虞兰芝起身,取来准备好的戒尺,双手奉给阿爹,跪地求责罚。
她这么大,还从未挨过爹娘的打。
水汪汪的杏眸红了一圈。
虞侍郎道:“谁教你的?身为受害者先揽错在身。”
虞兰芝抬眸,瞳仁微晃,“阿爹。”
“你遭此无妄之灾,何来过错?天下哪有责问受害者的道理。”
“我打皇帝,纵然他不敢声张,也难保小梁妃不会为难爹娘。”虞兰芝哽咽。
“爹娘若连这点事都扛不住,需要你受辱成全,那便妄为爹娘。”虞侍郎扶起爱女,“我且问你,那种情况,倘若面对一位正常帝王,你当如何做?”
“儿不愿无名无分遭人玷-污,也不能视全族性命为儿戏,唯有一死。
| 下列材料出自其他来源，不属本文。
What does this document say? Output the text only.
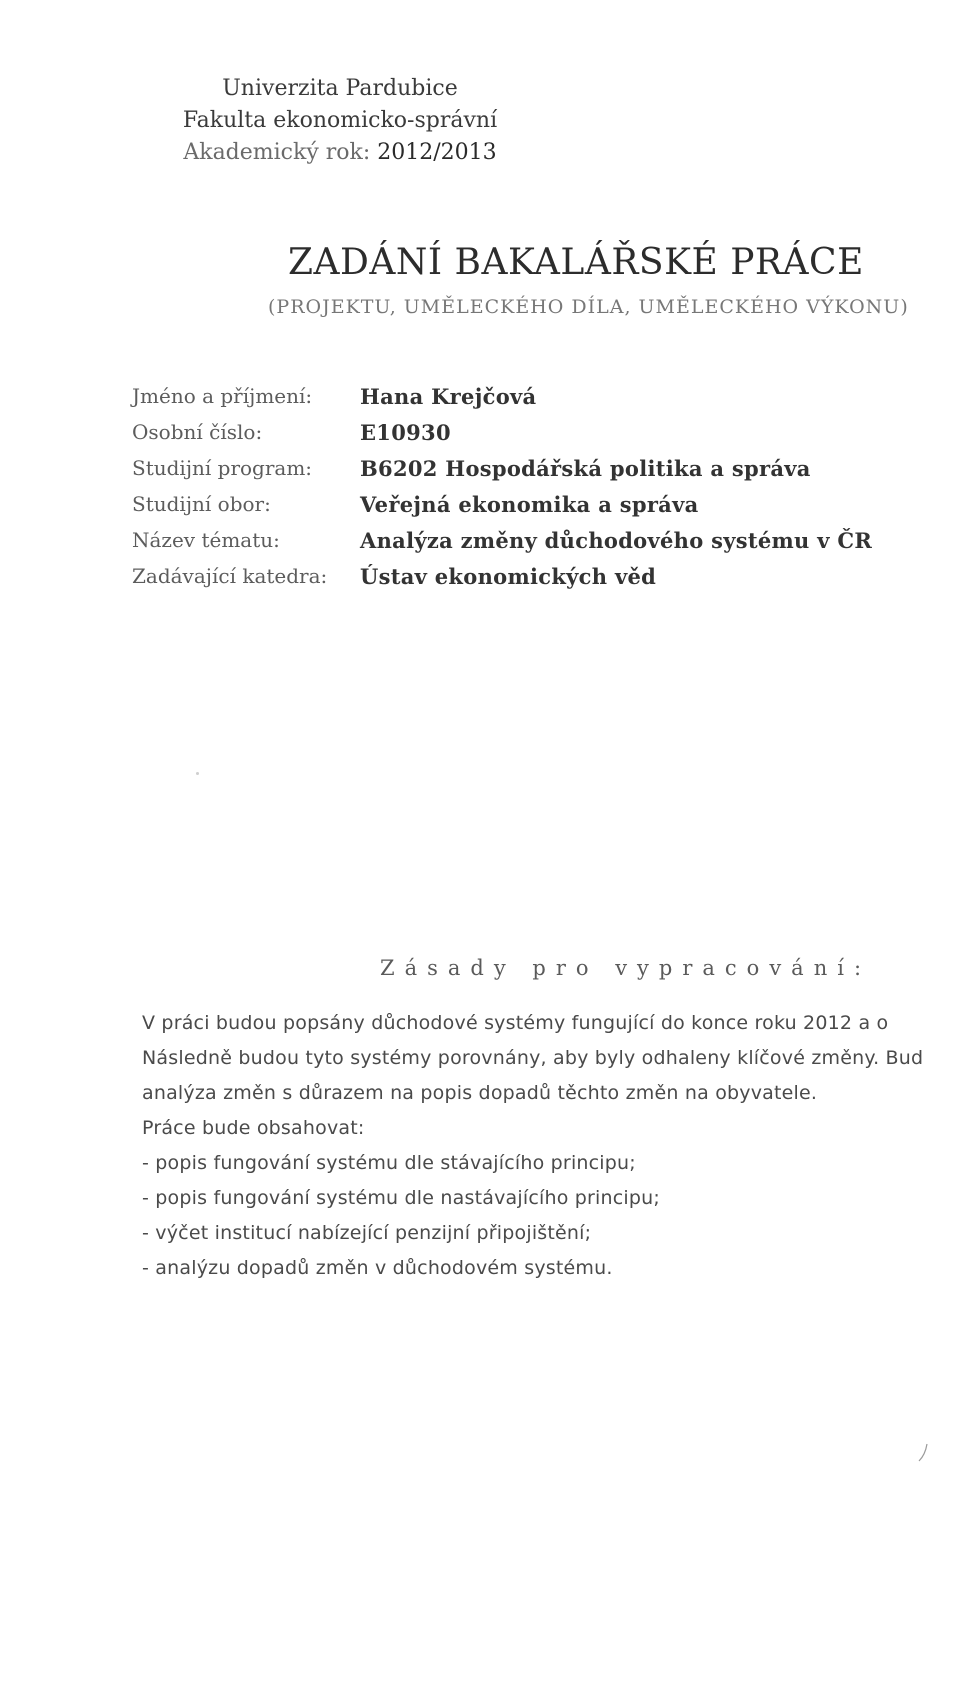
Univerzita Pardubice
Fakulta ekonomicko-správní
Akademický rok: 2012/2013
ZADÁNÍ BAKALÁŘSKÉ PRÁCE
(PROJEKTU, UMĚLECKÉHO DÍLA, UMĚLECKÉHO VÝKONU)
Jméno a příjmení: Hana Krejčová
Osobní číslo:	E10930
Studijní program: B6202 Hospodářská politika a správa
Studijní obor:	Veřejná ekonomika a správa
Název tématu:	Analýza změny důchodového systému v ČR
Zadávající katedra: Ústav ekonomických věd
Zásady pro vypracování:
V práci budou popsány důchodové systémy fungující do konce roku 2012 a o
Následně budou tyto systémy porovnány, aby byly odhaleny klíčové změny. Bud
analýza změn s důrazem na popis dopadů těchto změn na obyvatele.
Práce bude obsahovat:
- popis fungování systému dle stávajícího principu;
- popis fungování systému dle nastávajícího principu;
- výčet institucí nabízející penzijní připojištění;
- analýzu dopadů změn v důchodovém systému.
”虞兰芝不怕失去名节,唯怕没有自由。
从陆家妇变帝王妾,同一群女人伺候一个男人,且还不能枉顾族人性命杀之,她唯有一死。
“阿爹不允许你死。”
“正常帝王怎会欺辱陆家妇,做那种事的必然活不久。你得好好活着,坐看陆家血洗耻辱。”
没有哪个世家会允许这样的耻辱。
他扶起呆若木鸡的虞兰芝,语重心长道:“你捍卫自己,勇敢又果决,阿爹为你骄傲。倘若不幸无法反抗,那也要努力活着。”
“没有任何人任何事比你小命更重要。”
虞侍郎从不认为女子名节重于性命。
虞二夫人起身,将虞兰芝揽入怀中,“我的儿。”
虞兰芝用力环紧阿娘。
是夜,钟粹宫中,小梁妃对镜自顾,两名宫女一左一右为她通头发,以御用丹参玫瑰露呵护寸寸青丝。